Selamanya aku, seluruhnya aku.


Hatiku pernah dipeluk setan.

Tangannya lembut merengkuh takut di bahuku yang hilang diculik abu. Mencium telingaku dengan seharum-harumnya suara bahwa aku bukanlah aku. Pelan dielusnya hatiku dengan seburuk-buruknya anggapan bahwa aku bukan lagi aku. Diam direnggutnya jiwaku yang perlahan-lahan berubah jadi batu. Diam membisu. Lalu memutuskan tuk mati satu-satu.

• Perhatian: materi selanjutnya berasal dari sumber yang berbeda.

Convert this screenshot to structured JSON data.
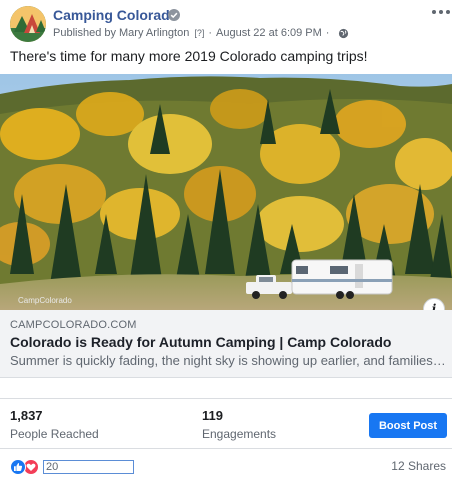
{
  "page": {
    "name": "Camping Colorado",
    "published_by_prefix": "Published by",
    "author": "Mary Arlington",
    "help_marker": "[?]",
    "separator": "·",
    "timestamp": "August 22 at 6:09 PM",
    "privacy_icon": "globe-icon"
  },
  "post": {
    "text": "There's time for many more 2019 Colorado camping trips!",
    "image_watermark": "CampColorado",
    "info_label": "i"
  },
  "link": {
    "domain": "CAMPCOLORADO.COM",
    "title": "Colorado is Ready for Autumn Camping | Camp Colorado",
    "description": "Summer is quickly fading, the night sky is showing up earlier, and families are"
  },
  "insights": {
    "reached_value": "1,837",
    "reached_label": "People Reached",
    "engagements_value": "119",
    "engagements_label": "Engagements",
    "boost_label": "Boost Post"
  },
  "footer": {
    "reaction_count": "20",
    "shares": "12 Shares",
    "reaction_icons": [
      "like-icon",
      "love-icon"
    ]
  },
  "colors": {
    "brand_link": "#385898",
    "boost_button": "#1877f2",
    "love": "#f33e58"
  }
}
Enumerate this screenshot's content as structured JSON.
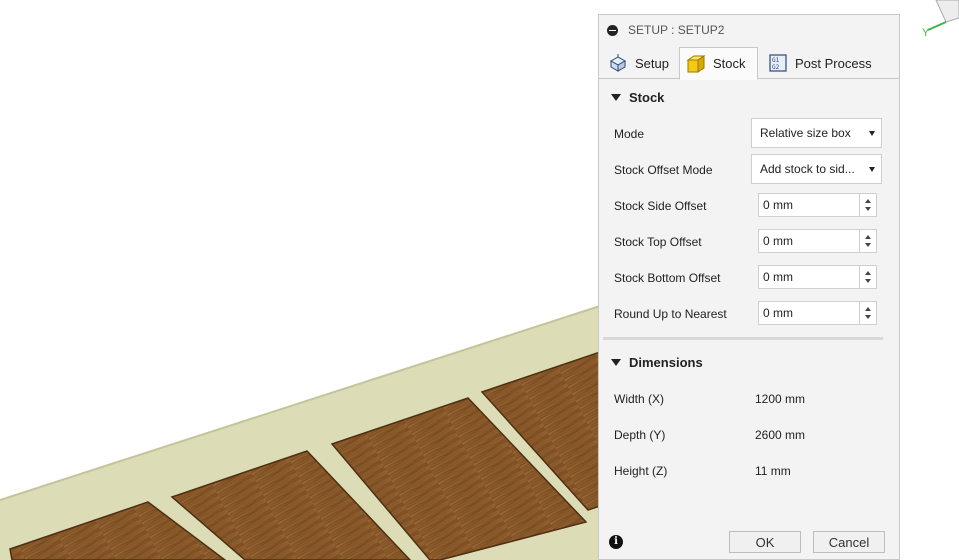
{
  "dialog": {
    "title": "SETUP : SETUP2",
    "tabs": [
      {
        "label": "Setup",
        "icon": "setup-icon",
        "active": false
      },
      {
        "label": "Stock",
        "icon": "stock-box-icon",
        "active": true
      },
      {
        "label": "Post Process",
        "icon": "post-process-icon",
        "active": false
      }
    ],
    "stock_group": {
      "header": "Stock",
      "mode": {
        "label": "Mode",
        "value": "Relative size box"
      },
      "offset_mode": {
        "label": "Stock Offset Mode",
        "value": "Add stock to sid..."
      },
      "side_offset": {
        "label": "Stock Side Offset",
        "value": "0 mm"
      },
      "top_offset": {
        "label": "Stock Top Offset",
        "value": "0 mm"
      },
      "bottom_offset": {
        "label": "Stock Bottom Offset",
        "value": "0 mm"
      },
      "round_up": {
        "label": "Round Up to Nearest",
        "value": "0 mm"
      }
    },
    "dimensions_group": {
      "header": "Dimensions",
      "width": {
        "label": "Width (X)",
        "value": "1200 mm"
      },
      "depth": {
        "label": "Depth (Y)",
        "value": "2600 mm"
      },
      "height": {
        "label": "Height (Z)",
        "value": "11 mm"
      }
    },
    "buttons": {
      "ok": "OK",
      "cancel": "Cancel"
    }
  },
  "viewport": {
    "triad_label": "Y",
    "colors": {
      "board": "#dcdcb6",
      "wood": "#8a5a2b",
      "triad_green": "#3cb44b"
    }
  }
}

Tapi, Lando, hatiku isinya kamu.

Kamu datang dalam bentuk tenang yang lahirkan bunga tidur untukku. Kamu juga hadir dalam hangatnya teh madu yang kusantap kala pelik memeluk jiwaku. Semua tentang kamu hinggap di tiap-tiap kata yang kutuang bahkan ketika maknanya tak seindah itu. Kamu adalah semua hal yang kusimpan rapi di gubuk sederhana tepat di dasar hatiku.

Hari ini kamu terselip dalam senang saat aku makan puding susu, jadi, aku berharap hari ini kamu juga makan itu. Mungkin besok kamu adalah angin segar yang berhembus sampai relung jiwaku. Dan lusa kamu adalah peri yang mengantar tenang melalui melodi rusak dari album favoritku.

Semuanya kamu, selamanya kamu.

Maka ketika hatiku memilih untuk mati di malam itu, aku memutuskan untuk lari dari ragu. Semua karena cantikmu yang buatku candu. Mata sendu dengan ambisi menggebu-gebu. Bibir merah jambu juga hati yang dipeluk syahdu. Semua karena aku serakah akan cantikmu yang hilangkan pilu.

Jadi, kutuliskan untukmu tentang seberapa besar cintaku. Untuk kamu dan cantikmu yang kuserakahi sedari dulu.

Untuk kamu. Selamanya aku. Seluruhnya aku.